Editor's note: this article was originally published on DigitalSquare.org on December 14, 2021.
When health system managers need to make decisions quickly, they often rely on data and the insights that they generate. While the proliferation of digital technologies has put such insights at their fingertips, the underlying data science makes those insights rich and meaningful.
Data science—the tools and approaches used to collect, manage, analyze, and use data—is a building block for data-led health systems and services. As the global health community focuses on building the digital future of health, we must include data science tools and approaches.
Data science and the pandemic
On 9 January 2020, the WHO published a statement about a cluster of pneumonia cases—which has since evolved into the COVID-19 pandemic. But on 31 December 2019, a small Canadian start-up called BlueDot received an alert about a potentially spreading novel coronavirus. Using an AI-based algorithm, BlueDot analyzed media reports and other resources to identify a potential outbreak. Then, they used travel data to understand how this new virus might spread.
Fast-forward to December 2021: the world is entering the third year of a global pandemic. And while BlueDot made headlines early in the pandemic, data science tools have supported our global response every day since.
However, access to data science tools and expertise varies across contexts.
“Despite decades of investment, COVID-19 has revealed the great gaps that exist in the world’s ability to forecast, detect, assess and respond to outbreaks that threaten people worldwide.”— Dr. Michael Ryan, Executive Director, WHO Health Emergency Programme*
To better understand how data science can be used for pandemic and epidemic response, PATH’s Digital Square initiative mapped different types of digital and data tools across each phase of an outbreak. The Digital Applications and Tools Across an Epidemiological Curve (DATEC) provides a guide to how digital (and data science) tools should be leveraged throughout the pandemic.
There are many examples of how data science is used in real life. Geospatial modeling can identify “hot spots,” and predictive models identify the most at-risk communities. Screening tools, like THINKMD’s COVID-19 app, allow users to assess their symptoms. Organizations like Praekelt and Johns Hopkins have created chatbots to answer questions and address misinformation.
The future of infrastructure
The COVID-19 pandemic has also highlighted the need for digital health and data tools and the need for a robust, sector-wide backbone—referred to as digital public infrastructure (DPI).
Similar to physical infrastructure like roads, bridges, and water systems, DPI is widely used and benefits the whole of society. DPI includes the connections between digital systems (interoperability and global standards), the digital tools and approaches themselves (like global goods or digital public goods), and—critically, the data science assets and expertise required to create data-driven insights.
By ensuring data science is a central component of DPI, the global community will create new opportunities to strengthen the use of data science across health systems.
Expanding access to data science assets
In late 2019, Digital Square and the Rockefeller Foundation brought together an interdisciplinary group of experts to discuss the need for a shared approach to accelerate the use of data science in public health. Experts in digital health, data science, and public health, representing the public and private sectors from countries worldwide, iterated on a concept for a Health Data Science Exchange.
With the COVID-19 pandemic, it became clear that countries exist along a spectrum of data science expertise and use. India, for example, brought together the government, private sector, and NGO partners to gather and analyze data to forecast COVID-19 cases, model potential scenarios, and monitor mobility patterns to reduce the virus’s spread. We also saw countries learning from one another, sharing tools and approaches that allowed them to use data for action quickly.
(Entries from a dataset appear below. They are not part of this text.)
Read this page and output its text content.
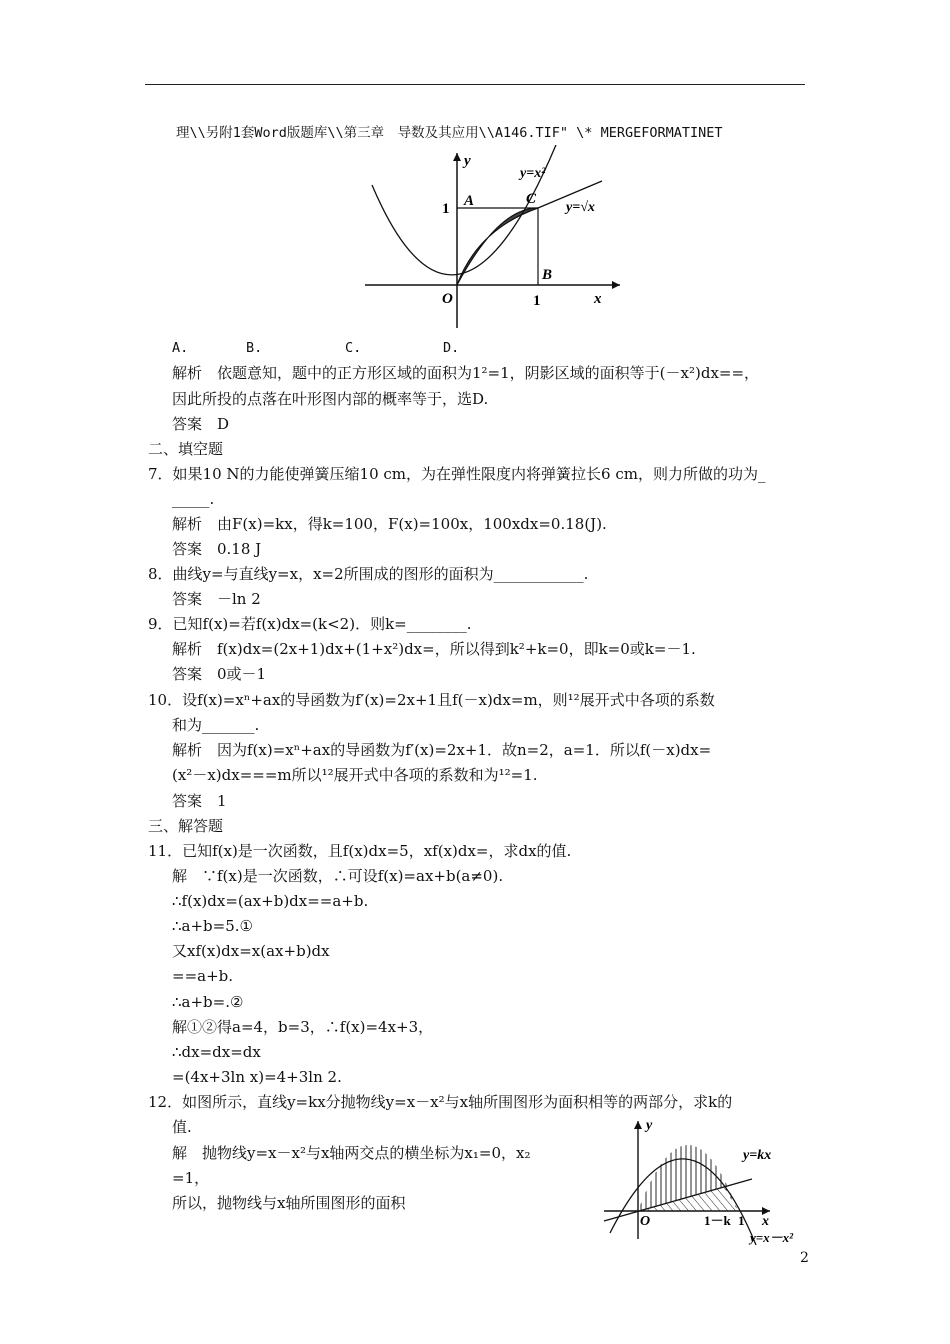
理\\另附1套Word版题库\\第三章　导数及其应用\\A146.TIF" \* MERGEFORMATINET
y
x
O	1
1 A
B
C
y=x²
y=√x
A.	B.	C.	D.
解析　依题意知，题中的正方形区域的面积为1²=1，阴影区域的面积等于(－x²)dx==，
因此所投的点落在叶形图内部的概率等于，选D.
答案　D
二、填空题
7．如果10 N的力能使弹簧压缩10 cm，为在弹性限度内将弹簧拉长6 cm，则力所做的功为_
_____.
解析　由F(x)=kx，得k=100，F(x)=100x，100xdx=0.18(J).
答案　0.18 J
8．曲线y=与直线y=x，x=2所围成的图形的面积为____________.
答案　－ln 2
9．已知f(x)=若f(x)dx=(k<2)．则k=________.
解析　f(x)dx=(2x+1)dx+(1+x²)dx=，所以得到k²+k=0，即k=0或k=－1.
答案　0或－1
10．设f(x)=xⁿ+ax的导函数为f′(x)=2x+1且f(－x)dx=m，则¹²展开式中各项的系数
和为_______.
解析　因为f(x)=xⁿ+ax的导函数为f′(x)=2x+1．故n=2，a=1．所以f(－x)dx=
(x²－x)dx===m所以¹²展开式中各项的系数和为¹²=1.
答案　1
三、解答题
11．已知f(x)是一次函数，且f(x)dx=5，xf(x)dx=，求dx的值.
解　∵f(x)是一次函数，∴可设f(x)=ax+b(a≠0).
∴f(x)dx=(ax+b)dx==a+b.
∴a+b=5.①
又xf(x)dx=x(ax+b)dx
==a+b.
∴a+b=.②
解①②得a=4，b=3，∴f(x)=4x+3，
∴dx=dx=dx
=(4x+3ln x)=4+3ln 2.
12．如图所示，直线y=kx分抛物线y=x－x²与x轴所围图形为面积相等的两部分，求k的
值.
解　抛物线y=x－x²与x轴两交点的横坐标为x₁=0，x₂
=1，
所以，抛物线与x轴所围图形的面积
y
x
O
y=kx
1－k 1
y=x－x²
2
This type of inter-country sharing was precisely what a Health Data Science Exchange was envisioned as—a platform, or exchange, where stakeholders could convene to learn about existing data science tools and approaches, understand how they have been applied in other contexts, and share their own experiences with data science.
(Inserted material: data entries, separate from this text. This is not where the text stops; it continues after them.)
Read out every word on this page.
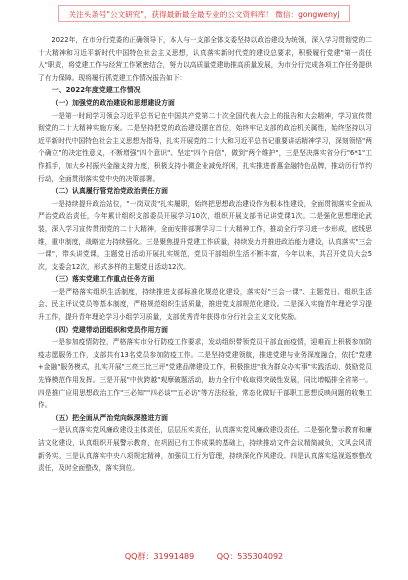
关注头条号"公文研究"，获得最新最全最专业的公文资料库！ 微信：gongwenyj

2022年，在市分行党委的正确领导下，本人与一支部全体支委坚持以政治建设为统领，深入学习贯彻党的二十大精神和习近平新时代中国特色社会主义思想，认真落实新时代党的建设总要求，积极履行党建"第一责任人"职责，将党建工作与经营工作紧密结合，努力以高质量党建助推高质量发展，为市分行完成各项工作任务提供了有力保障。现将履行抓党建工作情况报告如下：

一、2022年度党建工作情况
（一）加强党的政治建设和思想建设方面

一是第一时间学习领会习近平总书记在中国共产党第二十次全国代表大会上的报告和大会精神，学习宣传贯彻党的二十大精神实施方案。二是坚持把党的政治建设摆在首位，始终牢记支部的政治机关属性，始终坚持以习近平新时代中国特色社会主义思想为指导，扎实开展党的二十大和习近平总书记重要讲话精神学习，深刻领悟"两个确立"的决定性意义，不断增强"四个意识"、坚定"四个自信"，做到"两个维护"，三是坚决落实省分行"6*1"工作抓手，加大乡村振兴金融支持力度，积极支持小微企业减免纾困，扎实推进普惠金融特色品牌，推动历行节约行动，全面贯彻落实党中央的决策部署。

（二）认真履行管党治党政治责任方面

一是持续提升政治站位，"一岗双责"扎实履职，始终把思想政治建设作为根本性建设，全面贯彻落实全面从严治党政治责任，今年累计组织支部委员开展学习10次，组织开展支部书记讲党课1次。二是强化思想理论武装，深入学习宣传贯彻党的二十大精神，全面安排部署学习二十大精神工作，推动全行学习进一步形成，底线思维，重申制度，战略定力持续强化。三是聚焦提升党建工作质量，持续发力并推进政治能力建设，认真落实"三会一课"，带头讲党课，主题党日活动开展扎实规范，党员干部组织生活不断丰富，今年以来，共召开党员大会5次，支委会12次，形式多样的主题党日活动12次。

（三）落实党建工作重点任务方面

一是严格落实组织生活制度，持续推进支部标准化规范化建设，落实好"三会一课"、主题党日、组织生活会、民主评议党员等基本制度，严格规范组织生活质量，推进党支部规范化建设。二是深入实施青年理论学习提升工作，提升青年理论学习小组学习质量，支部优秀青年获得市分行社会主义文化奖励。

（四）党建带动团组织和党员作用方面

一是参加疫情防控，严格落实市分行防疫工作要求，发动组织带领党员干部直面疫情，迎难而上积极参加防疫志愿服务工作，支部共有13名党员参加防疫工作。二是坚持党建领航，推进党建与业务深度融合，依托"党建+金融"服务模式，扎实开展"三亮三比三评"党建品牌建设工作，积极推进"我为群众办实事"实践活动，鼓励党员先锋模范作用发挥。三是开展"中伙跨越"观摩破题活动，助力全行中收取得突破性发展，同比增幅排全省第一。四是推广应用思想政治工作"三必知""四必谈""五必访"等方法经验，常态化做好干部职工思想反映问题的收集工作。

（五）把全面从严治党向纵深推进方面

一是认真落实党风廉政建设主体责任，层层压实责任，认真落实党风廉政建设责任。二是强化警示教育和廉洁文化建设，认真组织开展警示教育，在巩固已有工作成果的基础上，持续推动文件会议精简减负，文风会风清新务实。三是认真落实中央八项规定精神，加强员工行为管理，持续深化作风建设。四是认真落实巡视巡察整改责任，及时全面整改，落实到位。

QQ群：31991489	QQ：535304092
With greater recognition of the importance of data science, a platform like the Health Data Science Exchange could create new mechanisms for countries to learn from one another and for the global community to coordinate support. Such coordination is happening across our sector—from the new WHO Berlin Hub for Pandemic and Epidemic Intelligence to the Digital Health Center of Excellence (DICE) launched by UNICEF and the WHO. These initiatives strive to support greater sharing and use of data and capacity enhancement in countries around the world.
As countries continue to mature their data capabilities and demand for data insights continues to grow, we have an opportunity to promote and share high-quality, reusable, and proven data science assets.